My quitting cigarettes goes back a few years and could be a beacon of hope to all smokers (Think you're in danger of over selling this, Ed). Shush!. One day I happened to mention to a fellow worker I'd like to give up smoking. "I have a book which might help" he said "I'll bring it in.
Thanks, I replied, but walking away I knew there wasn't a cat in hells chance a book would help me give up smoking. Two months in a prison cell with a six foot murderer who hates smoking might just do the trick, but even then I wasn't sure. I was, like most smokers, beyond the written word. A couple of days later he brought it in. I thanked him and dropped it into my briefcase where it languished for a month, until one day I dug it out, not out of any real interest in what it had to say, I just knew he'd want the bloody thing back and worse, he might ask for my opinion on it. So I sat and read it cover to cover in a evening it was only a booklet. It made fascinating reading. And astonishingly it worked. I gave up a fortnight later, how wrong can you be? (A lot in your case. Ed)

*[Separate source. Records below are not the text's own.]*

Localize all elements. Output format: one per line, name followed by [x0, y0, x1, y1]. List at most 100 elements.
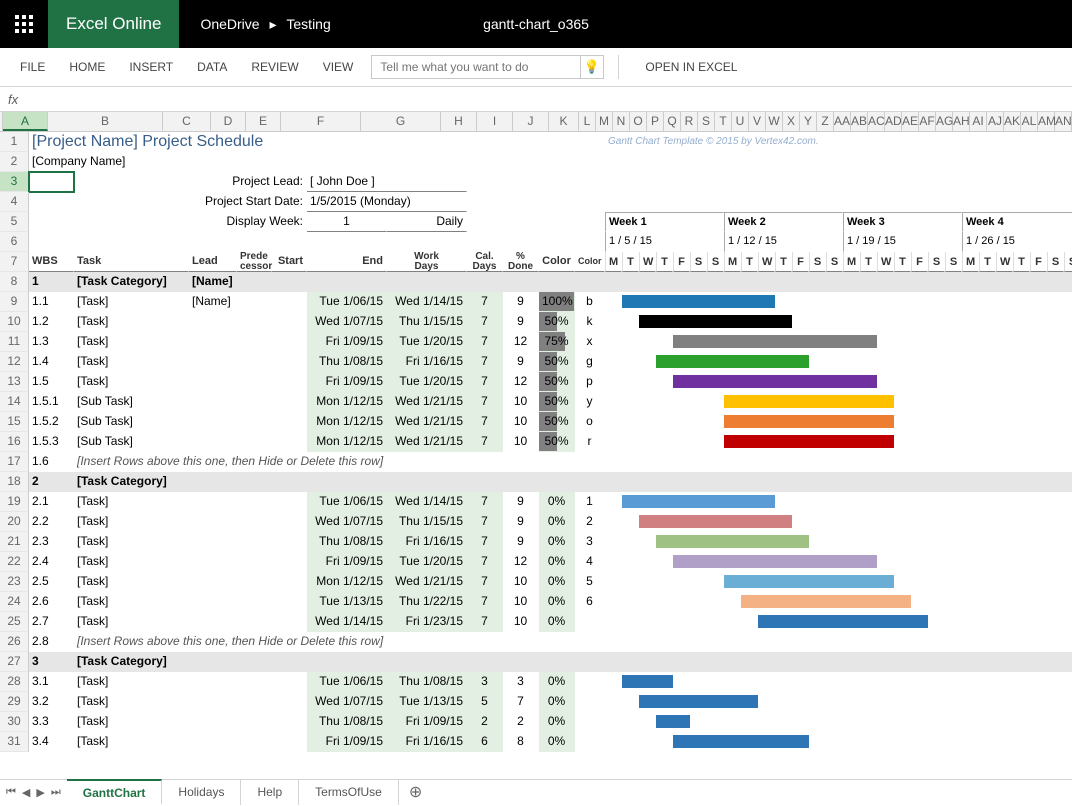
cell[interactable]: 0%: [539, 552, 575, 572]
column-header[interactable]: U: [732, 112, 749, 131]
cell[interactable]: 2: [575, 512, 605, 532]
cell[interactable]: 50%: [539, 352, 575, 372]
cell[interactable]: 7: [467, 332, 503, 352]
cell[interactable]: [237, 432, 272, 452]
column-header[interactable]: I: [477, 112, 513, 131]
tab-data[interactable]: DATA: [185, 60, 239, 74]
cell[interactable]: [189, 672, 237, 692]
gantt-cell[interactable]: [605, 392, 1072, 412]
cell[interactable]: 0%: [539, 612, 575, 632]
cell[interactable]: 50%: [539, 432, 575, 452]
cell[interactable]: 6: [575, 592, 605, 612]
cell[interactable]: [575, 732, 605, 752]
cell[interactable]: 1: [29, 272, 74, 292]
cell[interactable]: [Task]: [74, 372, 189, 392]
cell[interactable]: [503, 472, 539, 492]
cell[interactable]: [237, 732, 272, 752]
cell[interactable]: [272, 292, 307, 312]
gantt-cell[interactable]: [605, 672, 1072, 692]
cell[interactable]: 9: [503, 492, 539, 512]
cell[interactable]: [Task]: [74, 612, 189, 632]
cell[interactable]: [189, 312, 237, 332]
cell[interactable]: [272, 612, 307, 632]
cell[interactable]: 7: [467, 392, 503, 412]
spreadsheet-grid[interactable]: ABCDEFGHIJKLMNOPQRSTUVWXYZAAABACADAEAFAG…: [0, 112, 1072, 779]
cell[interactable]: [189, 512, 237, 532]
column-header[interactable]: C: [163, 112, 211, 131]
gantt-cell[interactable]: [605, 712, 1072, 732]
cell[interactable]: 7: [467, 552, 503, 572]
cell[interactable]: [272, 312, 307, 332]
cell[interactable]: [272, 432, 307, 452]
cell[interactable]: [272, 472, 307, 492]
cell[interactable]: 3: [503, 672, 539, 692]
tab-review[interactable]: REVIEW: [239, 60, 310, 74]
cell[interactable]: Thu 1/08/15: [387, 672, 467, 692]
cell[interactable]: 1/5/2015 (Monday): [307, 192, 467, 212]
gantt-cell[interactable]: [605, 652, 1072, 672]
cell[interactable]: Gantt Chart Template © 2015 by Vertex42.…: [605, 132, 1005, 152]
row-header[interactable]: 19: [0, 492, 29, 512]
row-header[interactable]: 24: [0, 592, 29, 612]
column-header[interactable]: J: [513, 112, 549, 131]
cell[interactable]: 9: [503, 352, 539, 372]
tab-file[interactable]: FILE: [8, 60, 57, 74]
row-header[interactable]: 23: [0, 572, 29, 592]
column-header[interactable]: N: [613, 112, 630, 131]
cell[interactable]: [Project Name] Project Schedule: [29, 132, 467, 152]
cell[interactable]: [189, 592, 237, 612]
cell[interactable]: 1.2: [29, 312, 74, 332]
row-header[interactable]: 18: [0, 472, 29, 492]
cell[interactable]: [272, 492, 307, 512]
cell[interactable]: Color: [575, 252, 605, 272]
cell[interactable]: 1.1: [29, 292, 74, 312]
cell[interactable]: [272, 672, 307, 692]
cell[interactable]: T: [622, 252, 639, 272]
cell[interactable]: Fri 1/09/15: [307, 552, 387, 572]
cell[interactable]: [272, 592, 307, 612]
cell[interactable]: [ John Doe ]: [307, 172, 467, 192]
cell[interactable]: [307, 472, 387, 492]
breadcrumb-folder[interactable]: Testing: [286, 16, 330, 32]
cell[interactable]: 0%: [539, 492, 575, 512]
cell[interactable]: 1: [307, 212, 387, 232]
tell-me-input[interactable]: [371, 55, 581, 79]
cell[interactable]: [Task]: [74, 732, 189, 752]
cell[interactable]: 50%: [539, 392, 575, 412]
cell[interactable]: 2.6: [29, 592, 74, 612]
cell[interactable]: [575, 712, 605, 732]
cell[interactable]: Thu 1/15/15: [387, 312, 467, 332]
gantt-cell[interactable]: [605, 552, 1072, 572]
cell[interactable]: [272, 732, 307, 752]
cell[interactable]: %Done: [503, 252, 539, 272]
cell[interactable]: Thu 1/08/15: [307, 352, 387, 372]
cell[interactable]: 7: [467, 592, 503, 612]
column-header[interactable]: G: [361, 112, 441, 131]
cell[interactable]: Fri 1/09/15: [387, 712, 467, 732]
cell[interactable]: [189, 392, 237, 412]
cell[interactable]: Wed 1/14/15: [387, 492, 467, 512]
column-header[interactable]: P: [647, 112, 664, 131]
cell[interactable]: 50%: [539, 312, 575, 332]
cell[interactable]: [503, 652, 539, 672]
cell[interactable]: [189, 432, 237, 452]
column-header[interactable]: AH: [953, 112, 970, 131]
cell[interactable]: x: [575, 332, 605, 352]
gantt-cell[interactable]: [605, 292, 1072, 312]
cell[interactable]: Fri 1/09/15: [307, 372, 387, 392]
cell[interactable]: [Name]: [189, 292, 237, 312]
cell[interactable]: [Insert Rows above this one, then Hide o…: [74, 452, 467, 472]
cell[interactable]: 1 / 12 / 15: [724, 232, 843, 252]
cell[interactable]: Display Week:: [74, 212, 307, 232]
cell[interactable]: [Task]: [74, 292, 189, 312]
cell[interactable]: S: [1064, 252, 1072, 272]
last-sheet-icon[interactable]: ⏭: [51, 786, 61, 799]
cell[interactable]: 7: [467, 352, 503, 372]
cell[interactable]: 7: [467, 432, 503, 452]
cell[interactable]: [237, 652, 272, 672]
column-header[interactable]: T: [715, 112, 732, 131]
row-header[interactable]: 17: [0, 452, 29, 472]
cell[interactable]: g: [575, 352, 605, 372]
cell[interactable]: M: [962, 252, 979, 272]
cell[interactable]: 12: [503, 332, 539, 352]
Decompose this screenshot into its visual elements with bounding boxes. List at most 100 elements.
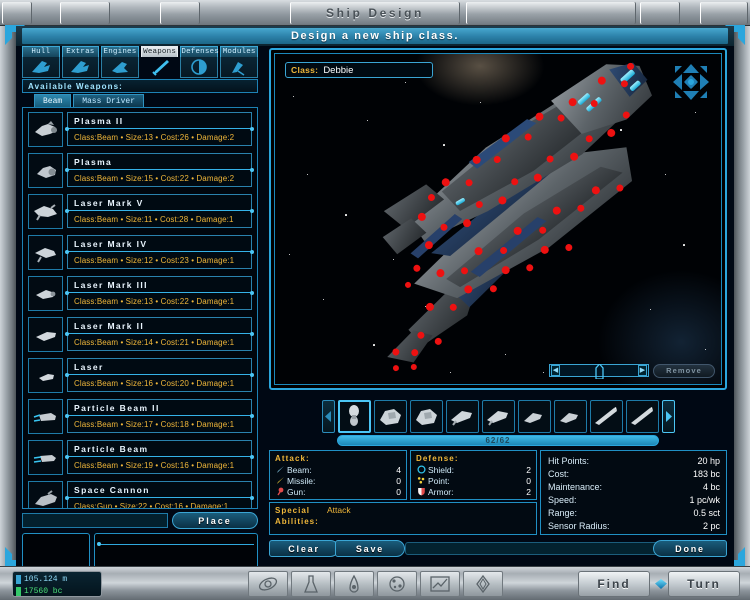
window-right-frame [734,26,750,566]
laser-icon [28,358,63,393]
divider [65,495,254,500]
list-item[interactable]: Plasma II Class:Beam • Size:13 • Cost:26… [28,112,254,151]
component-slot[interactable] [409,399,443,433]
credits-icon [16,586,21,596]
list-item[interactable]: Laser Mark V Class:Beam • Size:11 • Cost… [28,194,254,233]
slider-handle[interactable] [595,363,604,380]
stat-row: Maintenance: 4 bc [547,480,720,493]
weapon-name: Plasma II [67,112,252,128]
attack-missile-label: Missile: [287,475,316,486]
research-icon[interactable] [290,571,331,597]
plasma-cannon-icon [28,112,63,147]
list-item[interactable]: Laser Mark II Class:Beam • Size:14 • Cos… [28,317,254,356]
cannon-icon [28,481,63,508]
list-item[interactable]: Particle Beam Class:Beam • Size:19 • Cos… [28,440,254,479]
list-item[interactable]: Laser Mark IV Class:Beam • Size:12 • Cos… [28,235,254,274]
defense-shield-value: 2 [526,464,531,475]
tab-hull[interactable]: Hull [22,46,60,78]
list-item[interactable]: Laser Mark III Class:Beam • Size:13 • Co… [28,276,254,315]
place-button[interactable]: Place [172,512,258,529]
class-name-input[interactable]: Debbie [323,65,353,76]
chart-icon[interactable] [419,571,460,597]
stat-sensor-value: 2 pc [702,520,720,531]
galaxy-icon[interactable] [247,571,288,597]
component-slot[interactable] [337,399,371,433]
tab-defenses[interactable]: Defenses [180,46,219,78]
subtab-beam[interactable]: Beam [34,94,72,107]
diamond-gem-icon[interactable] [655,579,667,589]
shield-icon [180,57,219,78]
subtab-mass-driver[interactable]: Mass Driver [73,94,145,107]
component-slot[interactable] [517,399,551,433]
antenna-icon [220,57,258,78]
stat-row: Hit Points: 20 hp [547,454,720,467]
sword-icon [141,57,179,78]
defense-row-armor: Armor: 2 [416,486,531,497]
arrow-right-icon[interactable]: ▶ [638,365,647,376]
list-item[interactable]: Plasma Class:Beam • Size:15 • Cost:22 • … [28,153,254,192]
done-button[interactable]: Done [653,540,727,557]
list-item[interactable]: Particle Beam II Class:Beam • Size:17 • … [28,399,254,438]
ship-icon [61,57,100,78]
tab-weapons[interactable]: Weapons [140,46,179,78]
laser-icon [28,235,63,270]
weapon-name: Laser [67,358,252,374]
defense-armor-value: 2 [526,486,531,497]
stat-row: Range: 0.5 sct [547,506,720,519]
find-button[interactable]: Find [578,571,650,597]
arrow-right-icon[interactable] [661,399,675,433]
zoom-slider[interactable]: ◀ ▶ [549,363,649,380]
fleet-icon[interactable] [462,571,503,597]
beam-icon [275,465,286,474]
divider [65,372,254,377]
component-slot[interactable] [589,399,623,433]
right-panel: Class: Debbie ◀ ▶ Remove 62/62 Attack: B… [265,46,731,564]
ship-icon [22,57,60,78]
tab-modules[interactable]: Modules [220,46,258,78]
component-slot[interactable] [625,399,659,433]
stats-panels: Attack: Beam: 4 Missile: 0 Gun: 0 Defens… [269,450,727,536]
place-target-field[interactable] [22,513,168,528]
component-slot[interactable] [553,399,587,433]
stat-hitpoints-value: 20 hp [697,455,720,466]
weapon-list[interactable]: Plasma II Class:Beam • Size:13 • Cost:26… [22,107,258,509]
ship-design-window: Ship Design Design a new ship class. Hul… [0,0,750,600]
component-slot[interactable] [481,399,515,433]
divider [65,413,254,418]
turn-button[interactable]: Turn [668,571,740,597]
clear-button[interactable]: Clear [269,540,339,557]
stat-row: Speed: 1 pc/wk [547,493,720,506]
class-name-field[interactable]: Class: Debbie [285,62,433,78]
divider [65,331,254,336]
tab-engines[interactable]: Engines [101,46,139,78]
remove-button[interactable]: Remove [653,363,715,378]
ship-viewer[interactable]: Class: Debbie ◀ ▶ Remove [269,48,727,390]
colony-icon[interactable] [333,571,374,597]
list-item[interactable]: Space Cannon Class:Gun • Size:22 • Cost:… [28,481,254,508]
ship-stats-panel: Hit Points: 20 hp Cost: 183 bc Maintenan… [540,450,727,535]
status-bar: 105.124 m 17560 bc Find Turn [0,566,750,600]
stat-row: Cost: 183 bc [547,467,720,480]
capacity-bar: 62/62 [337,435,659,446]
weapon-name: Space Cannon [67,481,252,497]
save-button[interactable]: Save [335,540,405,557]
attack-row-missile: Missile: 0 [275,475,401,486]
point-defense-icon [416,476,427,485]
tab-extras[interactable]: Extras [61,46,100,78]
tab-defenses-label: Defenses [180,46,219,57]
component-slot[interactable] [445,399,479,433]
resource-credits: 17560 bc [16,585,98,597]
arrow-left-icon[interactable] [321,399,335,433]
planets-icon[interactable] [376,571,417,597]
divider [65,126,254,131]
weapon-stats: Class:Beam • Size:19 • Cost:16 • Damage:… [67,457,252,474]
component-slot[interactable] [373,399,407,433]
shield-circle-icon [416,465,427,474]
divider [65,290,254,295]
list-item[interactable]: Laser Class:Beam • Size:16 • Cost:20 • D… [28,358,254,397]
space-background [275,54,721,384]
arrow-left-icon[interactable]: ◀ [551,365,560,376]
navigation-compass-icon[interactable] [669,60,713,104]
minerals-value: 105.124 m [24,574,68,584]
missile-icon [275,476,286,485]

What it set out to do was completely change the way I thought about smoking. Now I know that sounds dumb but bare with me here.
First it pointed out, that, just like an alcoholic, I had to admit I had a nicotine addiction and secondly, acknowledge that was the only reason I actually smoked. It suggested If I came up with any other I was kidding myself. If I wasn't able to accept this, it went on to say, it was pointless reading on.
It then asked, almost innocently, did I, - it stressed the 'I part' - want to stop smoking?.
"Yes" I said.
"Then what's stopping you?" it asked. At that point I was ready to throw it across the room, this so wasn't going to work on me. But I sat and thought hard about the question. What was stopping me?. You couldn't answer lack of will power because it isn't an honest answer its a cop out, its akin to a get out of jail card. You had to analyse and verbalise it. In my case, after a while, I came up with fear. Fear of the craving. Fear of wanting a fag but having to go without. Fear of attempting to stop but failing. Fear that I wouldn't enjoy life as much. But it then reminded me, "you said you wanted to stop?".
"I do", I replied again. Then it suggested, It must be talking to two people because clearly you're in two minds. One, You, who says wnats to give up but another side of you is putting up reasons to continue, to safeguard itself". It then suggested I should visualise that fear by creating an inner monster. I created a gremlin. Your inner gremlin it said, is fed on nicotine. The author suggested I focus on thinking about my inner gremlin for a week or two. Not to stop smoking, that was important, but each time I lit one up I had to acknowledge it was only to feed my Gremlin, because, I, the real me, wanted to stop. It even suggested that I should draw a picture of it. I didn't as that seemed a tad freaky but I visualised an ugly troll.
The book pointed out that once I had stopped my troll would start to die, as it's not being fed. Also, it might make my life difficult as it will demand to be fed, but that would pass in four to six weeks. As the days rolled on it's demands would be come less and less until one day I'd not think about feeding it at all. The only time I would is when I saw other people feeding theirs.
I carried on smoking cigarettes for two weeks, as the book instructed me to, thinking about my troll each time I lit up. I thought about the power it had over me. The power to control me, make me spend money and worse of all make me use my lungs to filter it's food. Two weeks later I couldn't wait to stop, and did so!
One weekend, about four years ago, I brought a small pack of five cigars and enjoyed them. I found, unlike cigarettes, I didn't fancy one in the week I could go without, it never bothered me. I controlled them they didn't control me. Problem came when I started this trip, cigars are ridiculously cheap. I smoked at weekends, then the odd one in the the week and then every day. I'd smoke between five and seven a day. At one point I went to buy a pack and the shop was shut, that annoyed me. But walking back I realised it didn’t annoy me it annoyed my inner Gremlin. So I stopped, that was over a year ago, Ive not smoked since.